Note that there are other structuring element shapes and sizes that may give better results with your images, e.g.:
convert text.png -threshold 50% -morphology erode disk:3 result.png
See Anthony Thyssen's excellent introduction to morphology here.
Regarding your further question of splitting the image into its constituent parts, each containing a word, you could do the following...
Pipe the output of the previous convert
command into awk
to find all the lines that contain the word gray
and print out the geometry of the box in field 2.

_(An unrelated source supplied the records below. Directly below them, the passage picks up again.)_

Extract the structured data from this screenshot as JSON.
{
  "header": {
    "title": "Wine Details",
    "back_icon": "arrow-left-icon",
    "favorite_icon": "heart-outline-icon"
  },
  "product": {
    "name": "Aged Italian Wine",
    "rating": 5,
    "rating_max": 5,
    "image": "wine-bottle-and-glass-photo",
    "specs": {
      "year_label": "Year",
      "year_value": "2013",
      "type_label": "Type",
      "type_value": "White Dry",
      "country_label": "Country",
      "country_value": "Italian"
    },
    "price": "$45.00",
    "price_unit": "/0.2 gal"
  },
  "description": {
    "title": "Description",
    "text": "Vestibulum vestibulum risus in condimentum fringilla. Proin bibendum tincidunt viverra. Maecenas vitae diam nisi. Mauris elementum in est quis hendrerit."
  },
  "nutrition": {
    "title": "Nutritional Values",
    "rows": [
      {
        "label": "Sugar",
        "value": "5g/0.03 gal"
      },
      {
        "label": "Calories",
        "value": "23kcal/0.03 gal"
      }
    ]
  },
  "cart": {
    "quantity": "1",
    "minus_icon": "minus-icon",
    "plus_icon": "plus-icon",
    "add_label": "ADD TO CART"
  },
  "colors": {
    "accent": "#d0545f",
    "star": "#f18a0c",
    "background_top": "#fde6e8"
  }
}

convert ... as above ... | awk '/gray/{print $2}'
Sample Output
1086x188+0+0
364x65+128+118
212x34+817+115
231x33+73+76
181x42+494+8
209x31+608+118
148x34+826+148
132x34+20+153
126x27+384+151
91x42+396+8
117x34+708+149
104x33+509+151
112x27+271+158
100x33+507+118
91x33+615+150
55x25+73+121
28x29+361+12
Now split that on the plus sign to separate the X and Y:
convert ... | awk '/gray/{split($2,a,"+");print a[1],a[2],a[3]}'
Sample Output
1086x188 0 0
364x65 128 118
212x34 817 115
231x33 73 76
181x42 494 8
209x31 608 118
148x34 826 148
132x34 20 153
126x27 384 151
91x42 396 8
117x34 708 149
104x33 509 151
112x27 271 158
100x33 507 118
91x33 615 150
55x25 73 121
28x29 361 12
Now sort by Y then X so that words come out in line order (Y counts down from the top) then word order (X counts across from the left):
convert ... | awk '/gray/{split($2,a,"+");print a[1],a[2],a[3]}' |
sort -n -k3 -k2
Sample Output
1086x188,0,0
91x42,396,8
181x42,494,8
28x29,361,12
231x33,73,76
212x34,817,115
364x65,128,118
100x33,507,118
209x31,608,118
55x25,73,121
148x34,826,148
117x34,708,149
91x33,615,150
126x27,384,151
104x33,509,151
132x34,20,153
112x27,271,158
Now, pass the geometries into a loop and read them into bash
variables, then crop the original image and name the individual words with a simple index (i
).
convert ... | awk '/gray/{ split($2,a,"+");print a[1],a[2],a[3] }' |
sort -n -k3 -k2 |
{ i=0;
while read g x y; do
convert text.png -crop ${g}+${x}+${y} word-${i}.png
((i+=1))
done }
Note that if your text is even slightly rotated, say 1 degree anticlockwise, the words on the right end of any given line will have a smaller Y
coordinate than those on the left and so may come out before them in the image order when sorted. As such, you may need to round the Y coordinate to the nearest 10, or 20 or 40 in awk
so that if one word is 168 pixels from the top and another is 169 pixels from the top, they both get sorted as though they were say 170 pixels from the top and come out in the same line.